It always begins with pop-up story figures. Like the books young children love. As you open the covers, a two-dimensional scene unfolds.
The first time it happened I was in an airport, surrounded by hundreds of people as I walked toward my gate. Suddenly these were not people. They were figures fixed in time, two-dimensional paper cut-outs. I was completely alone among them. The sensation passed and I boarded the plane. As I looked down the aisles, there it was again — the seats were filled with cardboard passengers. I thought I was going crazy.
A friend assured me this was a spiritual vision — a realization that all is illusion — and I was relieved. Then the depression hit. I felt as if I'd been given a part in a play without script or rehearsal.
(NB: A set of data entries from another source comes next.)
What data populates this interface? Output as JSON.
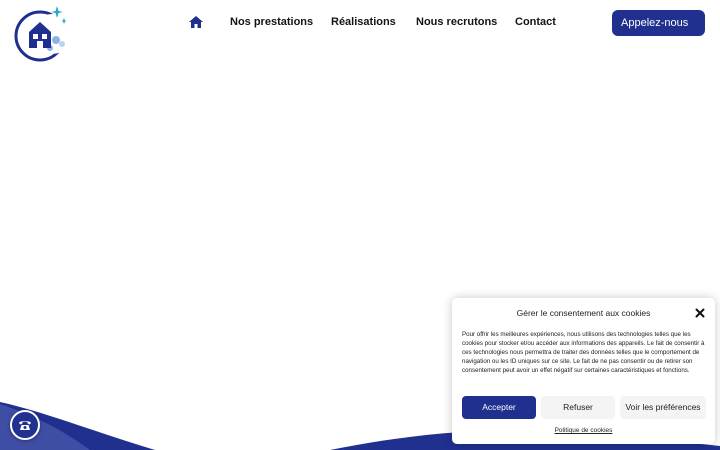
{
  "header": {
    "nav": [
      {
        "label": "Nos prestations"
      },
      {
        "label": "Réalisations"
      },
      {
        "label": "Nous recrutons"
      },
      {
        "label": "Contact"
      }
    ],
    "call_label": "Appelez-nous"
  },
  "cookie": {
    "title": "Gérer le consentement aux cookies",
    "text": "Pour offrir les meilleures expériences, nous utilisons des technologies telles que les cookies pour stocker et/ou accéder aux informations des appareils. Le fait de consentir à ces technologies nous permettra de traiter des données telles que le comportement de navigation ou les ID uniques sur ce site. Le fait de ne pas consentir ou de retirer son consentement peut avoir un effet négatif sur certaines caractéristiques et fonctions.",
    "accept_label": "Accepter",
    "refuse_label": "Refuser",
    "prefs_label": "Voir les préférences",
    "policy_label": "Politique de cookies"
  },
  "colors": {
    "brand": "#20308f",
    "button_light": "#f4f4f4"
  },
  "icons": {
    "home": "home-icon",
    "phone": "phone-icon",
    "close": "close-icon",
    "logo": "logo-icon"
  }
}
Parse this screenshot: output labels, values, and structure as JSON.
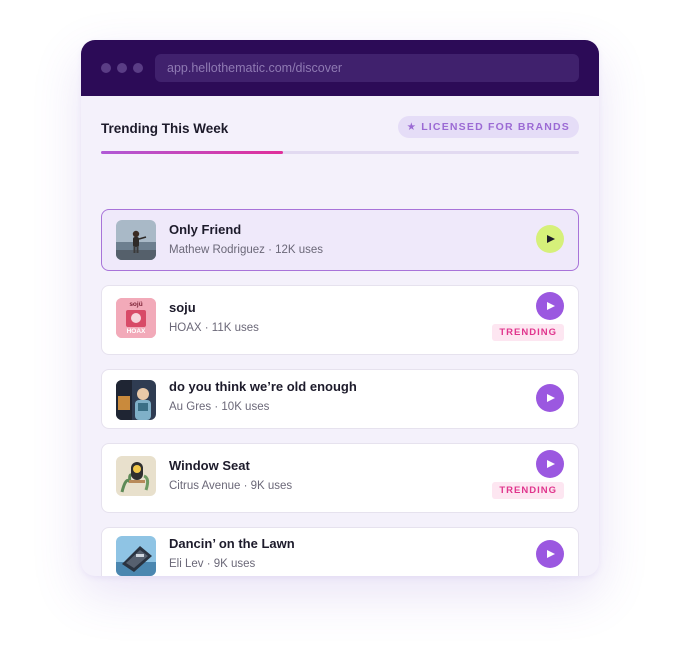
{
  "browser": {
    "url": "app.hellothematic.com/discover"
  },
  "section": {
    "title": "Trending This Week",
    "badge_label": "LICENSED FOR BRANDS",
    "badge_icon": "star-icon",
    "progress": 0.38
  },
  "colors": {
    "titlebar": "#2c0b57",
    "accent_purple": "#9b58e0",
    "active_play": "#d6f07a",
    "trending_text": "#e0358d",
    "trending_bg": "#fde6f1"
  },
  "tracks": [
    {
      "title": "Only Friend",
      "meta": "Mathew Rodriguez · 12K uses",
      "active": true,
      "trending": ""
    },
    {
      "title": "soju",
      "meta": "HOAX · 11K uses",
      "active": false,
      "trending": "TRENDING",
      "art_text_top": "sojü",
      "art_text_bottom": "HOAX"
    },
    {
      "title": "do you think we’re old enough",
      "meta": "Au Gres · 10K uses",
      "active": false,
      "trending": ""
    },
    {
      "title": "Window Seat",
      "meta": "Citrus Avenue · 9K uses",
      "active": false,
      "trending": "TRENDING"
    },
    {
      "title": "Dancin’ on the Lawn",
      "meta": "Eli Lev · 9K uses",
      "active": false,
      "trending": ""
    }
  ]
}
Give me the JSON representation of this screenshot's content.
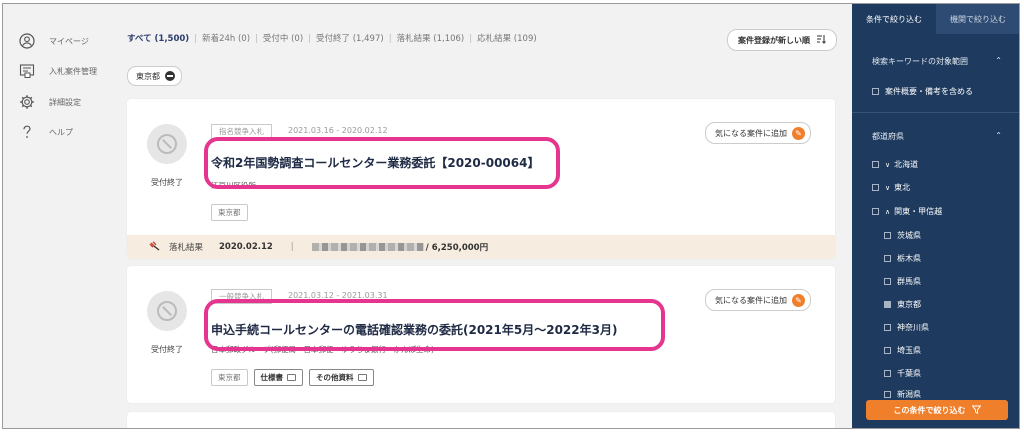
{
  "nav": {
    "items": [
      {
        "label": "マイページ",
        "icon": "user-circle-icon"
      },
      {
        "label": "入札案件管理",
        "icon": "document-list-icon"
      },
      {
        "label": "詳細設定",
        "icon": "gear-icon"
      },
      {
        "label": "ヘルプ",
        "icon": "question-icon"
      }
    ]
  },
  "filter_tabs": [
    {
      "label": "すべて (1,500)",
      "active": true
    },
    {
      "label": "新着24h (0)"
    },
    {
      "label": "受付中 (0)"
    },
    {
      "label": "受付終了 (1,497)"
    },
    {
      "label": "落札結果 (1,106)"
    },
    {
      "label": "応札結果 (109)"
    }
  ],
  "sort_button": "案件登録が新しい順",
  "region_chip": "東京都",
  "cards": [
    {
      "type_badge": "指名競争入札",
      "dates": "2021.03.16 - 2020.02.12",
      "title": "令和2年国勢調査コールセンター業務委託【2020-00064】",
      "org": "江戸川区役所",
      "status": "受付終了",
      "tags": [
        "東京都"
      ],
      "fav_label": "気になる案件に追加",
      "result": {
        "label": "落札結果",
        "date": "2020.02.12",
        "amount": "/ 6,250,000円"
      }
    },
    {
      "type_badge": "一般競争入札",
      "dates": "2021.03.12 - 2021.03.31",
      "title": "申込手続コールセンターの電話確認業務の委託(2021年5月～2022年3月)",
      "org": "日本郵政グループ(郵便局・日本郵便・ゆうちょ銀行・かんぽ生命)",
      "status": "受付終了",
      "tags": [
        "東京都"
      ],
      "doc_tags": [
        "仕様書",
        "その他資料"
      ],
      "fav_label": "気になる案件に追加"
    }
  ],
  "panel": {
    "tabs": [
      "条件で絞り込む",
      "機関で絞り込む"
    ],
    "keyword_section": "検索キーワードの対象範囲",
    "keyword_option": "案件概要・備考を含める",
    "pref_section": "都道府県",
    "regions": [
      {
        "label": "北海道",
        "chev": "∨"
      },
      {
        "label": "東北",
        "chev": "∨"
      },
      {
        "label": "関東・甲信越",
        "chev": "∧"
      }
    ],
    "prefs": [
      {
        "label": "茨城県",
        "checked": false
      },
      {
        "label": "栃木県",
        "checked": false
      },
      {
        "label": "群馬県",
        "checked": false
      },
      {
        "label": "東京都",
        "checked": true
      },
      {
        "label": "神奈川県",
        "checked": false
      },
      {
        "label": "埼玉県",
        "checked": false
      },
      {
        "label": "千葉県",
        "checked": false
      },
      {
        "label": "新潟県",
        "checked": false
      }
    ],
    "apply_button": "この条件で絞り込む"
  },
  "colors": {
    "accent_orange": "#f07f2c",
    "panel_navy": "#1e3a5f",
    "highlight_pink": "#e5358f"
  }
}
And no other actors; only stand-up figures to represent other players in my life. I dreamed of death, of nothing following nothing. And wondered how I could be so afraid of nothing.
Strangely, this play was backwards. At 4 pm on a Monday afternoon in June, while sipping tea and chatting with a friend in her living room, the curtain descended as if the sun had suddenly disappeared. I excused myself and went home, already sorting through remedies for depression: hot fudge sundae, long nap, meditation, journaling.
But every force of will was puny against this blanket of melancholy. It felled me for ten days until the curtain lifted at 8 pm on a Thursday night, as unexpectedly as it had dropped. I was again on the stage of my life.
This has happened frequently enough that I no longer question my sanity. But each time, I experience the sense of disorientation, though somewhat attenuated as the years pass.
When I heard Steve Martin read his autobiography, Born Standing Up, I laughed aloud at his closing to one show:
Okay, folks! I think that about does it. We've had a good time tonight, considering we're all going to die.